Filmkritik:
Can go through skin
(Kan door huid heen) Niederlande 2009 R: Esther Rots D: Rifka Lodeizen, Wim Opbrouck, Chris Borowski, Elisabeth van Nimwegen 97 Min. Filmwebsite
Kurz nach der Trennung von ihrem Freund wird Mareike Opfer eines brutalen Überfalls. Sie schottet sich von der Außenwelt ab, zieht im klirrend kalten Winter in ein renovierungsbedürftiges Haus nach Zeeland und versucht trotzig, kein Opfer zu sein. Sie lässt sich auf eine Beziehung zu ihrem bodenständigen Nachbarn John ein und wird schwanger. Doch ohne es zu merken, verliert Marieke allmählich die Kontrolle über ihr Leben.
Can go through skin wurde 2009 in der Sektion "Forum" der Berlinale gezeigt.
Esther Buss vom Filmdienst hält diesen "ungemütlichen" Film für "symbolisch etwas überfrachtet"; in manchen Momenten "überspannt das psychologische Drama sein ambitioniertes Bemühen, das Innenleben der Hauptfigur sichtbar zu machen; vieles wirkt allzu erklärend (das ausgefeilte Sounddesign etwa), zeichenhaft, symbolisch". Natürlich sei es eine dramaturgische Herausforderung, "den Zuschauer die meiste Zeit über mit einer einzigen Figur zu konfrontieren, die als Gegenüber nur sich selbst und ihre inneren Dämonen hat". Rots’ Film sei aber dennoch ein "intensives Porträt einer Frau, die sich mit aller Kraft gegen die innere Ohnmacht wehrt und ihre Opferrolle in eine autonome, machtvolle Position umzuwandeln versucht".

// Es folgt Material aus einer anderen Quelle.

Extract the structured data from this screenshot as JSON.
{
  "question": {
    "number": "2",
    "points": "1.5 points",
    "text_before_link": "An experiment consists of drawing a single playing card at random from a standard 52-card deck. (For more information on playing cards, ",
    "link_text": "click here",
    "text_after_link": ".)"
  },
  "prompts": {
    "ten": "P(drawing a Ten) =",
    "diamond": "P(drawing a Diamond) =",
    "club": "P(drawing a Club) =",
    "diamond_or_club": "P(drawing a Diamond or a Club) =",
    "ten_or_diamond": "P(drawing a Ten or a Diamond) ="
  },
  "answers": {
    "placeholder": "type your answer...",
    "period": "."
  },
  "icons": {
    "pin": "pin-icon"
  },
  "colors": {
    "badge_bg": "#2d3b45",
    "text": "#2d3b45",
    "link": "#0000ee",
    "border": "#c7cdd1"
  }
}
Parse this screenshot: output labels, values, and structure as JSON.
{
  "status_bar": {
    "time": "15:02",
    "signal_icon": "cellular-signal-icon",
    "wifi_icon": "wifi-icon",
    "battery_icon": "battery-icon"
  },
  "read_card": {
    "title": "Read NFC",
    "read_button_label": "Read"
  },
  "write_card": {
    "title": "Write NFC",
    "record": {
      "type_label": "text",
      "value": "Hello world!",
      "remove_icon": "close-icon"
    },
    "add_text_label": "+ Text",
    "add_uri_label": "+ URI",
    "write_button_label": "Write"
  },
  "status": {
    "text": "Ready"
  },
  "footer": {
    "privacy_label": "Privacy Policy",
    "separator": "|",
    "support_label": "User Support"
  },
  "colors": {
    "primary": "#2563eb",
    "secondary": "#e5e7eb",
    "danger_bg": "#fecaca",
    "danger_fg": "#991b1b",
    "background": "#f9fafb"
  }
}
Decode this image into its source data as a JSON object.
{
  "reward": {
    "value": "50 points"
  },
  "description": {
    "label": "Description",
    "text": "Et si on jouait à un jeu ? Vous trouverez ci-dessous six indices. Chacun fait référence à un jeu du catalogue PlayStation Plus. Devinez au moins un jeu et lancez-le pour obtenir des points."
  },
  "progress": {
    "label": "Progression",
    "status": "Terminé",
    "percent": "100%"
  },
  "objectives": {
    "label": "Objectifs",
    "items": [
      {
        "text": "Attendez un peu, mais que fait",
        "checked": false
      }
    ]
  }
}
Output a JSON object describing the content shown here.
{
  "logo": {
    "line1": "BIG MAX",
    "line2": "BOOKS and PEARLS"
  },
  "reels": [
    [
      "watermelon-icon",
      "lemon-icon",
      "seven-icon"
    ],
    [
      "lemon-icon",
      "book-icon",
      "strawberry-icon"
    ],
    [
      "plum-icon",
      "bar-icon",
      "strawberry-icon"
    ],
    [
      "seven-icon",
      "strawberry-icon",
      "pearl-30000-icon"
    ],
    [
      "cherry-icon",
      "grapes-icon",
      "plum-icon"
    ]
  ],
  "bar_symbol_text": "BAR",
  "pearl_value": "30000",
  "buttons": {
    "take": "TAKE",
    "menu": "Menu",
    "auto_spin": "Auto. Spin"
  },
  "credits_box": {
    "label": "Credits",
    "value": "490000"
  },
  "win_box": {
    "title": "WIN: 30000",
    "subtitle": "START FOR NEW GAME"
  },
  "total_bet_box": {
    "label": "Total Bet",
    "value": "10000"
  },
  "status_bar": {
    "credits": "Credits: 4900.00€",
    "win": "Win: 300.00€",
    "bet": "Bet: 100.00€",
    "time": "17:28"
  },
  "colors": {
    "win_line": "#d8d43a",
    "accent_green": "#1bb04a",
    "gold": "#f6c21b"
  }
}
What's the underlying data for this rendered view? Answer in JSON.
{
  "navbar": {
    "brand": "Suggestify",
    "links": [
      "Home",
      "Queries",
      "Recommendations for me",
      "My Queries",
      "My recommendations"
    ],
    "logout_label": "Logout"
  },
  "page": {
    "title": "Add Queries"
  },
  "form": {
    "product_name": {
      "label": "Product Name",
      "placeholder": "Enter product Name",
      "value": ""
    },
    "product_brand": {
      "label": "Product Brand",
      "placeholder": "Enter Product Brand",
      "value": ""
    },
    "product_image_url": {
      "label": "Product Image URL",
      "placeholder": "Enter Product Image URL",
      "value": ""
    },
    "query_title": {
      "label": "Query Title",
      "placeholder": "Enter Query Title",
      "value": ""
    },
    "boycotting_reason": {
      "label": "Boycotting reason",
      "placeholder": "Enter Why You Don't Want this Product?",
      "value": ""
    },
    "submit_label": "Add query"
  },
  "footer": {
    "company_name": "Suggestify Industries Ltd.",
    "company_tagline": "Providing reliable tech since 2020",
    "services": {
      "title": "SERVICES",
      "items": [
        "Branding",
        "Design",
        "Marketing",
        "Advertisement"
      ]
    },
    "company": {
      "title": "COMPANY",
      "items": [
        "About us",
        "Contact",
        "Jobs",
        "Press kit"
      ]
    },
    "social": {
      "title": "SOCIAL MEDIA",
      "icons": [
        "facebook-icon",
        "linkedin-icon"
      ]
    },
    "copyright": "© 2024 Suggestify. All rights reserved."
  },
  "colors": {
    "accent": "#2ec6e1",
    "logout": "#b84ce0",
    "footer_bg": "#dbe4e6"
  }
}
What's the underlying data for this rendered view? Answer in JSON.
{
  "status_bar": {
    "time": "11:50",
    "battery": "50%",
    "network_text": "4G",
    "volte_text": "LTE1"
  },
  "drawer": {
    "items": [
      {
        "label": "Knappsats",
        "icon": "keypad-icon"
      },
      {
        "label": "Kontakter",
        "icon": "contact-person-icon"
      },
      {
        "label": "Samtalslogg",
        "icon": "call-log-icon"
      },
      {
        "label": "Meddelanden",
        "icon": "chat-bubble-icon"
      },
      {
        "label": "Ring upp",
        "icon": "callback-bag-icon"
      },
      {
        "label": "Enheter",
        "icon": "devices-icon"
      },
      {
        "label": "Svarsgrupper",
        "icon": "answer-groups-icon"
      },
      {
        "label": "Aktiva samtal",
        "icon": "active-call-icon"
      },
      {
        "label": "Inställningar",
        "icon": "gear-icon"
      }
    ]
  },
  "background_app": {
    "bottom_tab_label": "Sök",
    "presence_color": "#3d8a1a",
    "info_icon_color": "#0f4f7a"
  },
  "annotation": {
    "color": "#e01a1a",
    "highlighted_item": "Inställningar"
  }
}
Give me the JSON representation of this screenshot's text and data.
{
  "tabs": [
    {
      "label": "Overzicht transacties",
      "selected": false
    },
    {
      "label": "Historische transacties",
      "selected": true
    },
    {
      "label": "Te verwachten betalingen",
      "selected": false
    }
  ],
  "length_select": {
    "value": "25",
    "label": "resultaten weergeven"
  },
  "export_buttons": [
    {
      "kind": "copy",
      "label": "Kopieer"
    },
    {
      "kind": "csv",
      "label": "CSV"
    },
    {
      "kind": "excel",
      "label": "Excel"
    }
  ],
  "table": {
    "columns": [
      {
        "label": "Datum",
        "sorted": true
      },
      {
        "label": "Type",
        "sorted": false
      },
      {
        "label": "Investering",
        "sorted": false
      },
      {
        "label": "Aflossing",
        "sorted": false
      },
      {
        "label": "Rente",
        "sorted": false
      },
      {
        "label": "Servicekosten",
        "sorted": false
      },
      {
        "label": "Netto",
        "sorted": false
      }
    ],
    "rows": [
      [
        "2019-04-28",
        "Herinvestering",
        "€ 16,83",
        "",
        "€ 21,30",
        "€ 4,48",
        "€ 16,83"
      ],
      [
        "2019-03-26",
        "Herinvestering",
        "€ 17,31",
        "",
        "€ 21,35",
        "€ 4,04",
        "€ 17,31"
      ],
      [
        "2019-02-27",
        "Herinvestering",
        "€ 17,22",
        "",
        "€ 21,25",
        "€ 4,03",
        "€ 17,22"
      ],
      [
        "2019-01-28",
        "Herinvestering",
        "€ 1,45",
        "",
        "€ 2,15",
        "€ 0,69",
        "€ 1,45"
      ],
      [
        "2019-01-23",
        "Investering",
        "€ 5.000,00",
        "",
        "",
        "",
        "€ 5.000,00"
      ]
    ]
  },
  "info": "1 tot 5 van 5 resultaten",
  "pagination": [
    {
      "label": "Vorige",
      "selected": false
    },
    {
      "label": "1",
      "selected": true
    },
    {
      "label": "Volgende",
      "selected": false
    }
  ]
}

"Can Go Through Skin erzählt eine Geschichte, die man im Kino eigentlich nicht gerne erzählt bekommt, weil sie zu heikel, zu voyeuristisch und zerstörerisch ist", meint Birgit Glombitza von der taz. Aber Esther Rots finde einen "so beeindruckenden, klugen und kunstvollen Weg, Mariekes Erleben zu bebildern, wie man das lange nicht mehr im Kino gesehen hat". Der Film "fährt mit dem Skalpell durch die Oberflächen des Denkens, Fühlens und Fantasierens. Ein ästhetischer Akt, aber auch ein zutiefst solidarischer".